Though a blog post for everyone, this was written with the intent to share with my brothers. 

(25 Likes… That felt like a lot back then…)

Yes, according to my Timehop, 3 years ago I was initiated into the Beta Septaton chapter of Phi Sigma Kappa. The doors to the house opened and I along with the rest of my 20 other pledge brothers ran up the College Ave Hill to the Westscott Fountain and jumped in. Two pictures were taken, one in front of the house and one at the fountain. I some how got hidden in both of them, which led me to posting neither to my instagram, as I had so hoped. But I promise I’m in there.

(I think I’m somewhere in the back right.
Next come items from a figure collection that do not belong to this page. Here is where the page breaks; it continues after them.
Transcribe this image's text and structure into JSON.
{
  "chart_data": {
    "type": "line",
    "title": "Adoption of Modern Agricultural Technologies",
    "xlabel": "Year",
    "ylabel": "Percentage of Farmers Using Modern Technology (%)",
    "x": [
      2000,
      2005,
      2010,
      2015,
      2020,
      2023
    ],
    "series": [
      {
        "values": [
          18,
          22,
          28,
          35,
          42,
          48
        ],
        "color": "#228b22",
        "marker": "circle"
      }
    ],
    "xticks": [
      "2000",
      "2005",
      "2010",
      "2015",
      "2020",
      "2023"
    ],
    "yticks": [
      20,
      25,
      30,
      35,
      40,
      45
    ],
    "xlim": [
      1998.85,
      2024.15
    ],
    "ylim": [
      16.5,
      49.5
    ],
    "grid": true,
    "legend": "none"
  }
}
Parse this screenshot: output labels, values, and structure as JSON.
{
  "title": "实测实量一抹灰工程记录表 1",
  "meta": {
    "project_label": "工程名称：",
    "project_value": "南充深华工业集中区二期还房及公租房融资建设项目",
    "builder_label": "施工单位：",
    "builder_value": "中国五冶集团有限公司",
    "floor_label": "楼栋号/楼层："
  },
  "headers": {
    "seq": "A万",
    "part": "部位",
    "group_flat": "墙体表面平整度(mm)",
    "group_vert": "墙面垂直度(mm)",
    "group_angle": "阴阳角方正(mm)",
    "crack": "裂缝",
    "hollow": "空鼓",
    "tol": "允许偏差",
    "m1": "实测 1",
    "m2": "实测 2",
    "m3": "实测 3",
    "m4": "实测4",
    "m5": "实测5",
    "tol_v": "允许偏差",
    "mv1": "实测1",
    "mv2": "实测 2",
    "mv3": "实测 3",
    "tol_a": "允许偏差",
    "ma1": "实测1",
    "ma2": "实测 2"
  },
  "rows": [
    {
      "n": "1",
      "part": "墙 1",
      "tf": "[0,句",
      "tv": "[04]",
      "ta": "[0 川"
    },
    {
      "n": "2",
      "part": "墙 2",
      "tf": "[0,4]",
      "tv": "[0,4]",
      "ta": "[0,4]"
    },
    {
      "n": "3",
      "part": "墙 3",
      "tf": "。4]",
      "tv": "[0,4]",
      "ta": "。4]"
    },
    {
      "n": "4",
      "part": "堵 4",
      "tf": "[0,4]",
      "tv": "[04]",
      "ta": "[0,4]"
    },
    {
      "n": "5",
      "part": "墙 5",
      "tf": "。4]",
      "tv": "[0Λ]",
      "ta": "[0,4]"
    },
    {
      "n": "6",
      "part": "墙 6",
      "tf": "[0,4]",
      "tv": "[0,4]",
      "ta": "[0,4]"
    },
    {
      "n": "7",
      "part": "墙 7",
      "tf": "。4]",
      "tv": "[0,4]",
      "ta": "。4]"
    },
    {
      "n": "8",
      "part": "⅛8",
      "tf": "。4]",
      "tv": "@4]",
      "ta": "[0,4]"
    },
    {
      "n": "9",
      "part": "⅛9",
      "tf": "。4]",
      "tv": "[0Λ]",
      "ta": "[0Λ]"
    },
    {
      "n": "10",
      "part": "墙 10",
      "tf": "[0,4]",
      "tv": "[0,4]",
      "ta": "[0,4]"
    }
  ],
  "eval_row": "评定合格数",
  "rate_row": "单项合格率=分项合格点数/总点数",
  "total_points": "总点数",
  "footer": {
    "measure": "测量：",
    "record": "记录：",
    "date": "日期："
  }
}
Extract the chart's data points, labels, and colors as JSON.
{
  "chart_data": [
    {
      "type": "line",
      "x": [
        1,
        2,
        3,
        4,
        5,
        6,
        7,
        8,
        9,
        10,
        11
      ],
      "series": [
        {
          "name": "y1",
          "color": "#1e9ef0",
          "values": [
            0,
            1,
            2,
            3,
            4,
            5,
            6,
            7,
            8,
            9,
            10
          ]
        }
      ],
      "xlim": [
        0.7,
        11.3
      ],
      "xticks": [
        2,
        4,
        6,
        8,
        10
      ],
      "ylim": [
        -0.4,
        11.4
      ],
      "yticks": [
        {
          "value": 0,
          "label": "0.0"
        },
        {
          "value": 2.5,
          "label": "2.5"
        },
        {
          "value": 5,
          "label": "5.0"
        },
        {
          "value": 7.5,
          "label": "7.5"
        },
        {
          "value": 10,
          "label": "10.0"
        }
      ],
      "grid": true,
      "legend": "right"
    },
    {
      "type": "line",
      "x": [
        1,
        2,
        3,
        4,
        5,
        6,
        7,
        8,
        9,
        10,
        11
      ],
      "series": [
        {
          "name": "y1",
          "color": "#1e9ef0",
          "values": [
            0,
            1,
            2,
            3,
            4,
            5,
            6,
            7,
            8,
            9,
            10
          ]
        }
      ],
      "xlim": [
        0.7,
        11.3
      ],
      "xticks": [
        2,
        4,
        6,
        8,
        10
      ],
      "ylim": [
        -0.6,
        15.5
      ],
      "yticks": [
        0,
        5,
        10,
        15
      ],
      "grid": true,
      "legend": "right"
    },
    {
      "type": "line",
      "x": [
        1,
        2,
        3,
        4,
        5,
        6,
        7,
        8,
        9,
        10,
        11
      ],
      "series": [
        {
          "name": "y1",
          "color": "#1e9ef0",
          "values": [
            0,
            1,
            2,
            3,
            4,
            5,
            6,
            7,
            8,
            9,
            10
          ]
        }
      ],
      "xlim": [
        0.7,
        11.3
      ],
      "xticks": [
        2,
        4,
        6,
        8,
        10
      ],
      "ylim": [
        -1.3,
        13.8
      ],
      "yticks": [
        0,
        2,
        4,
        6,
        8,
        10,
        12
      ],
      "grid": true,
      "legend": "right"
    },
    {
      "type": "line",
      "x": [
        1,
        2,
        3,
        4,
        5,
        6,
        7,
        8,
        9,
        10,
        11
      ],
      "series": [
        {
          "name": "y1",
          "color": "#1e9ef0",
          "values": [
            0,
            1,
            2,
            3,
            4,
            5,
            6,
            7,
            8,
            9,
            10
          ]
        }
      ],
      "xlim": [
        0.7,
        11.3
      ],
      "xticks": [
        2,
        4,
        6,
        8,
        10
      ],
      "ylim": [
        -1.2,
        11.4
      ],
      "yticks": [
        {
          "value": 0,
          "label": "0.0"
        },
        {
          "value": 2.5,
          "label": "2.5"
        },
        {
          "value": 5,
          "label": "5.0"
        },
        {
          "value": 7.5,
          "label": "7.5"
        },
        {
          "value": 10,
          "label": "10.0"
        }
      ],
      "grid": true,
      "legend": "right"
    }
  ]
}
I think if you quint you can imagine me there.)
(You can see my pointing hand on the red shirt and my head slightly near it.

It was official. I was a brother. I could wear letters to the gym and put them on the back of my car. I could get cheaper drinks at the bars and could avoid paying cover. And most importantly, I was no longer a pledge. In my eyes, those were the best parts of being a brother. The letters. The bar benefits. And the ending of pledging. God bless the ending of pledging.
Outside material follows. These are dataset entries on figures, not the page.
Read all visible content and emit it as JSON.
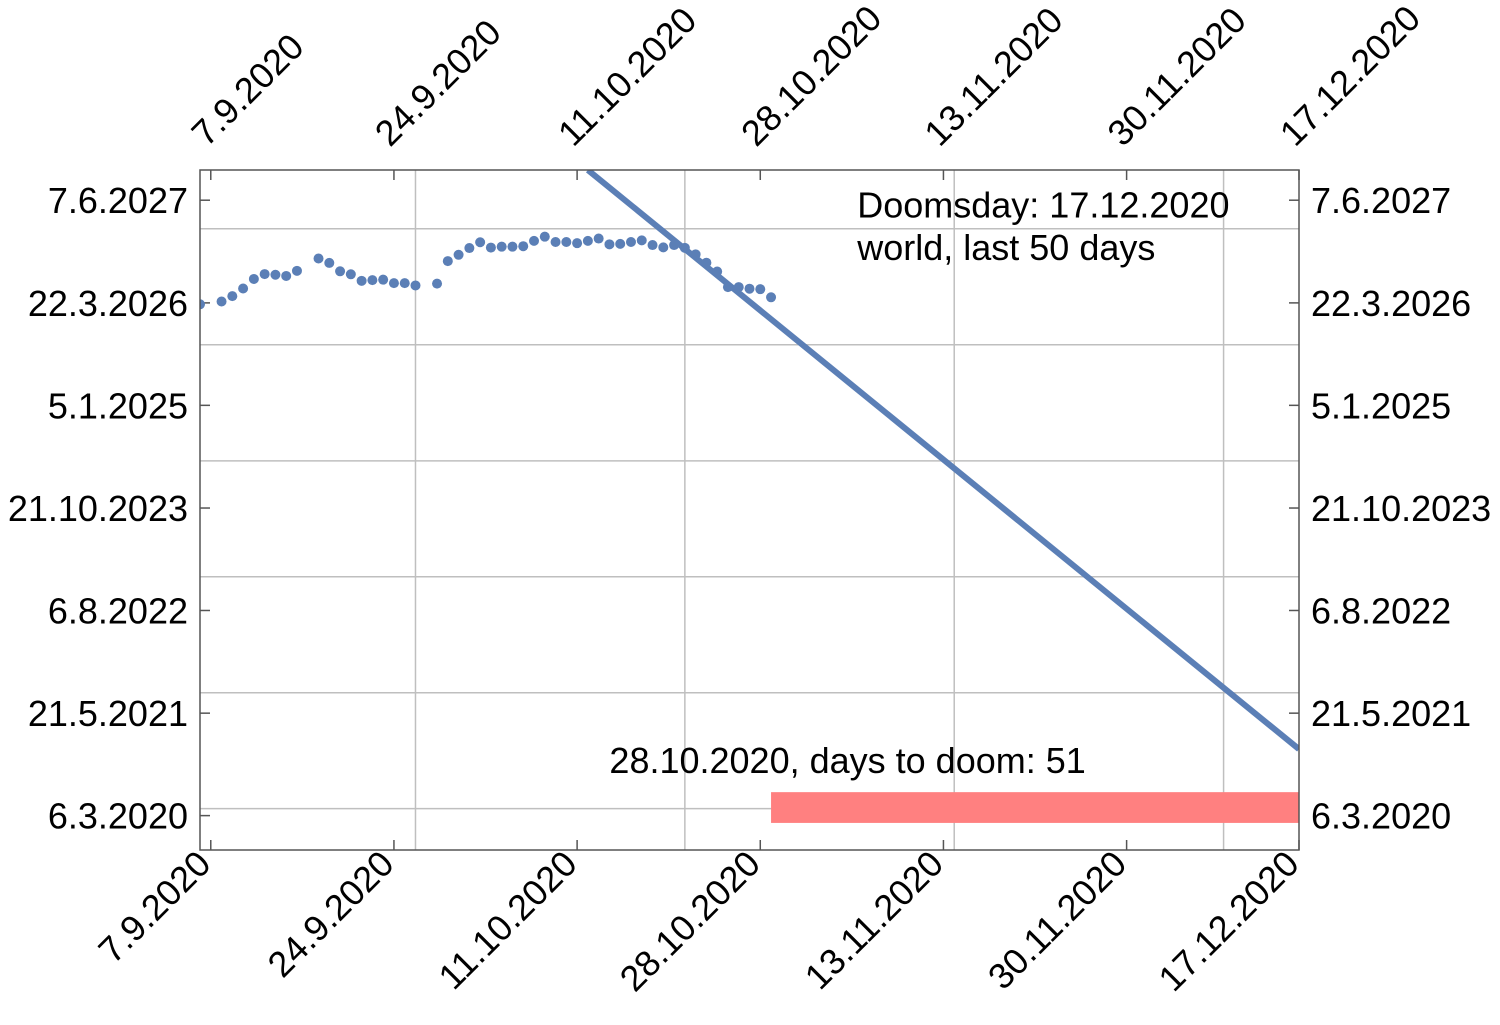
{
  "chart_data": {
    "type": "scatter",
    "x_axis": {
      "kind": "date",
      "range": [
        "2020-09-06",
        "2020-12-17"
      ],
      "tick_labels": [
        "7.9.2020",
        "24.9.2020",
        "11.10.2020",
        "28.10.2020",
        "13.11.2020",
        "30.11.2020",
        "17.12.2020"
      ],
      "tick_dates": [
        "2020-09-07",
        "2020-09-24",
        "2020-10-11",
        "2020-10-28",
        "2020-11-14",
        "2020-12-01",
        "2020-12-17"
      ],
      "gridlines": [
        "2020-09-26",
        "2020-10-21",
        "2020-11-15",
        "2020-12-10"
      ]
    },
    "y_axis": {
      "kind": "date",
      "range": [
        "2019-10-10",
        "2027-10-15"
      ],
      "tick_labels": [
        "6.3.2020",
        "21.5.2021",
        "6.8.2022",
        "21.10.2023",
        "5.1.2025",
        "22.3.2026",
        "7.6.2027"
      ],
      "tick_dates": [
        "2020-03-06",
        "2021-05-21",
        "2022-08-06",
        "2023-10-21",
        "2025-01-05",
        "2026-03-22",
        "2027-06-07"
      ],
      "gridlines": [
        "2020-04-05",
        "2021-08-17",
        "2022-12-29",
        "2024-05-11",
        "2025-09-23",
        "2027-02-04"
      ]
    },
    "grid": true,
    "series": [
      {
        "type": "scatter",
        "color": "#5b7fb6",
        "points": [
          [
            "2020-09-06",
            "2026-03-16"
          ],
          [
            "2020-09-08",
            "2026-03-28"
          ],
          [
            "2020-09-09",
            "2026-04-20"
          ],
          [
            "2020-09-10",
            "2026-05-23"
          ],
          [
            "2020-09-11",
            "2026-07-03"
          ],
          [
            "2020-09-12",
            "2026-07-24"
          ],
          [
            "2020-09-13",
            "2026-07-21"
          ],
          [
            "2020-09-14",
            "2026-07-16"
          ],
          [
            "2020-09-15",
            "2026-08-07"
          ],
          [
            "2020-09-17",
            "2026-09-29"
          ],
          [
            "2020-09-18",
            "2026-09-10"
          ],
          [
            "2020-09-19",
            "2026-08-05"
          ],
          [
            "2020-09-20",
            "2026-07-23"
          ],
          [
            "2020-09-21",
            "2026-06-25"
          ],
          [
            "2020-09-22",
            "2026-06-28"
          ],
          [
            "2020-09-23",
            "2026-06-30"
          ],
          [
            "2020-09-24",
            "2026-06-15"
          ],
          [
            "2020-09-25",
            "2026-06-15"
          ],
          [
            "2020-09-26",
            "2026-06-05"
          ],
          [
            "2020-09-28",
            "2026-06-13"
          ],
          [
            "2020-09-29",
            "2026-09-18"
          ],
          [
            "2020-09-30",
            "2026-10-15"
          ],
          [
            "2020-10-01",
            "2026-11-13"
          ],
          [
            "2020-10-02",
            "2026-12-08"
          ],
          [
            "2020-10-03",
            "2026-11-15"
          ],
          [
            "2020-10-04",
            "2026-11-19"
          ],
          [
            "2020-10-05",
            "2026-11-19"
          ],
          [
            "2020-10-06",
            "2026-11-21"
          ],
          [
            "2020-10-07",
            "2026-12-14"
          ],
          [
            "2020-10-08",
            "2027-01-01"
          ],
          [
            "2020-10-09",
            "2026-12-09"
          ],
          [
            "2020-10-10",
            "2026-12-09"
          ],
          [
            "2020-10-11",
            "2026-12-04"
          ],
          [
            "2020-10-12",
            "2026-12-14"
          ],
          [
            "2020-10-13",
            "2026-12-24"
          ],
          [
            "2020-10-14",
            "2026-11-29"
          ],
          [
            "2020-10-15",
            "2026-12-01"
          ],
          [
            "2020-10-16",
            "2026-12-09"
          ],
          [
            "2020-10-17",
            "2026-12-16"
          ],
          [
            "2020-10-18",
            "2026-11-26"
          ],
          [
            "2020-10-19",
            "2026-11-16"
          ],
          [
            "2020-10-20",
            "2026-11-26"
          ],
          [
            "2020-10-21",
            "2026-11-14"
          ],
          [
            "2020-10-22",
            "2026-10-17"
          ],
          [
            "2020-10-23",
            "2026-09-11"
          ],
          [
            "2020-10-24",
            "2026-08-04"
          ],
          [
            "2020-10-25",
            "2026-05-29"
          ],
          [
            "2020-10-26",
            "2026-05-29"
          ],
          [
            "2020-10-27",
            "2026-05-22"
          ],
          [
            "2020-10-28",
            "2026-05-20"
          ],
          [
            "2020-10-29",
            "2026-04-15"
          ]
        ]
      },
      {
        "type": "line",
        "color": "#5b7fb6",
        "points": [
          [
            "2020-10-12",
            "2027-10-15"
          ],
          [
            "2020-12-17",
            "2020-12-17"
          ]
        ]
      },
      {
        "type": "bar",
        "color": "#ff8080",
        "points": [
          [
            "2020-10-29",
            "2019-10-10"
          ],
          [
            "2020-12-17",
            "2020-06-15"
          ]
        ]
      }
    ],
    "annotations": [
      {
        "text": "Doomsday: 17.12.2020",
        "at": [
          "2020-11-06",
          "2027-03-25"
        ]
      },
      {
        "text": "world, last 50 days",
        "at": [
          "2020-11-06",
          "2026-09-22"
        ]
      },
      {
        "text": "28.10.2020, days to doom: 51",
        "at": [
          "2020-10-14",
          "2020-09-05"
        ]
      }
    ]
  }
}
The years that followed were everything I expected them to be and then some. My weekends were the equivalent of a hip hop video on repeat. A constant cup in my hands. Beautiful girls around for no reason. Granted, I wasn’t always the star of the video. Often, I was more of the guy in the back who happened to be walking through the set, but still.

Girls who dissed me as a “GDI”, now rushed to hug and kiss me. They told all their friends how I leave, how they miss me. My “number” more than quadrupled (which isn’t saying too much because it wasn’t very high to begin with), but I never felt more like the “man” then those years of being an active brother. I’d walk up to the club, skip every non-brother in line, and look at anyone like they were crazy if they dare mutter something about it.
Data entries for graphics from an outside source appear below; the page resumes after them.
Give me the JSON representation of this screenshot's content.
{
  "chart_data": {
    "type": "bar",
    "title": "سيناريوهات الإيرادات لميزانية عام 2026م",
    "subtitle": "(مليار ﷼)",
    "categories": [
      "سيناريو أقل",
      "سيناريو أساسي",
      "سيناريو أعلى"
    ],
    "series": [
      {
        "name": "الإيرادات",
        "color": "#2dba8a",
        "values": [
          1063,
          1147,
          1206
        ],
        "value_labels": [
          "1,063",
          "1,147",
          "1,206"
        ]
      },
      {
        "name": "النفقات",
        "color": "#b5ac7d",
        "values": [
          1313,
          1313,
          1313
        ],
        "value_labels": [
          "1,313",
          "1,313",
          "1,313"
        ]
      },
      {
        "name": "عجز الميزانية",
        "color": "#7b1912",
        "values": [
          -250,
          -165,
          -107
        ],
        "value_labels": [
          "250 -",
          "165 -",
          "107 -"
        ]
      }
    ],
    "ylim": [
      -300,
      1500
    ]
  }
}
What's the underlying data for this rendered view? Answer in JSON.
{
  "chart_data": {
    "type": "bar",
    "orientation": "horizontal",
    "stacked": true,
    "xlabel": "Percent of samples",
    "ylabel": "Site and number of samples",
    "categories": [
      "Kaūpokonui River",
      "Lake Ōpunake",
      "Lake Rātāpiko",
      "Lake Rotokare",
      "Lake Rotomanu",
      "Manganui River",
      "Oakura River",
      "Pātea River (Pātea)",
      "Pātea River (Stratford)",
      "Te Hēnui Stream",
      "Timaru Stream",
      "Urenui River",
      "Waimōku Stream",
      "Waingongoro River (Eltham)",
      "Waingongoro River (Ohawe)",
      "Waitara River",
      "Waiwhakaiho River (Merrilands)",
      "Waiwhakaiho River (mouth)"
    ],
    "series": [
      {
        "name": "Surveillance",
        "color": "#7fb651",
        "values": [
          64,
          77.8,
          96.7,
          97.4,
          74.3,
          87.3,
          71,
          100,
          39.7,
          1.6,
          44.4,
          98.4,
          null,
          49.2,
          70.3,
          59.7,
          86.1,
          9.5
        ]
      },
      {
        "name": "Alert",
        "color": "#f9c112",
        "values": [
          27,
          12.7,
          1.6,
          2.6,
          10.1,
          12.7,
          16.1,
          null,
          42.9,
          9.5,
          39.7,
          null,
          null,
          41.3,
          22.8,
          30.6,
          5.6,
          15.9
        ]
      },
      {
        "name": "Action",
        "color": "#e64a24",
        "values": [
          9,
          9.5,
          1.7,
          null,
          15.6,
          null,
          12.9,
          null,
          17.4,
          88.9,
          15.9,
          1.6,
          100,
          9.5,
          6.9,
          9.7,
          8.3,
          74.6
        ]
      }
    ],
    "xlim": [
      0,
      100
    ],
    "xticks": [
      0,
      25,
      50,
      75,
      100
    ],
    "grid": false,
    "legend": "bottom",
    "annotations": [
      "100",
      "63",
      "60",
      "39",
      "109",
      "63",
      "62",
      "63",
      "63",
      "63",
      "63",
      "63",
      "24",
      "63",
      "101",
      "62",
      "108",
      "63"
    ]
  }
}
I was a Phi Sig. And if you don’t know what that means, imagine a combination of Mike Lowrey from Bad Boys and Nick from Jimmy Neutron. In college, at a school like FSU, in the bubble that is Tallahasssee, being one is all you seemingly need.

But now as I sit at my eight to five, flipping through friends’ snapchats, and writing blog posts about what was, it’s not the rocking of letters to the Leach, getting charged a nickel for drinks, or all the girls that I reminisce about the most.

No… I think about that final inspirational week of pledging with my pledge class. I think about RVing with 6 of my brothers including my Little to Clemson in The Cream Machine. I think about the whole fraternity coming together for a great cause each year at our philanthropy Rock the House, which honors one of our brothers.

Those moments shine more than any, and if I could go back and do it all, I’d try to make more of them. I’d try to take more trips with my brothers. I’d try to share a signature memory with each of them. I’d even try to smoke weed with everyone (cause weed is so college).

And if I (as a lowkey has-been simply looking back) could give one piece advice to my brothers still in the midst of it all, I’d say, “Before everything else, before the girls, before the perks, before the ‘being the man’, before even the location of the house, first be brothers. Be brothers first and everything else will fall into place and you won’t look back during your future eight to five wishing you had done anything different.”

2 thoughts on “Frick Tush & Grow(ing) Up

  1. I think my biggest regret in life was to not be part of a Frat ever ( european I am). Though I behave recklessly and love going hard and wild, in europe we don’t have many people like american ” frat fuckboys ” that are willing to throw a FUBAR party and has this kind of brotherhood. The only place I found this fraternity was in the Marine corps.

    ps: this blog was intended for your bro, well sorry mate, just came across it 🙂


    1. No worries man. I appreciate the comment. I woke up a lot of mornings regretting decisions from the night before after I joined one. But I definitely never regret joining one.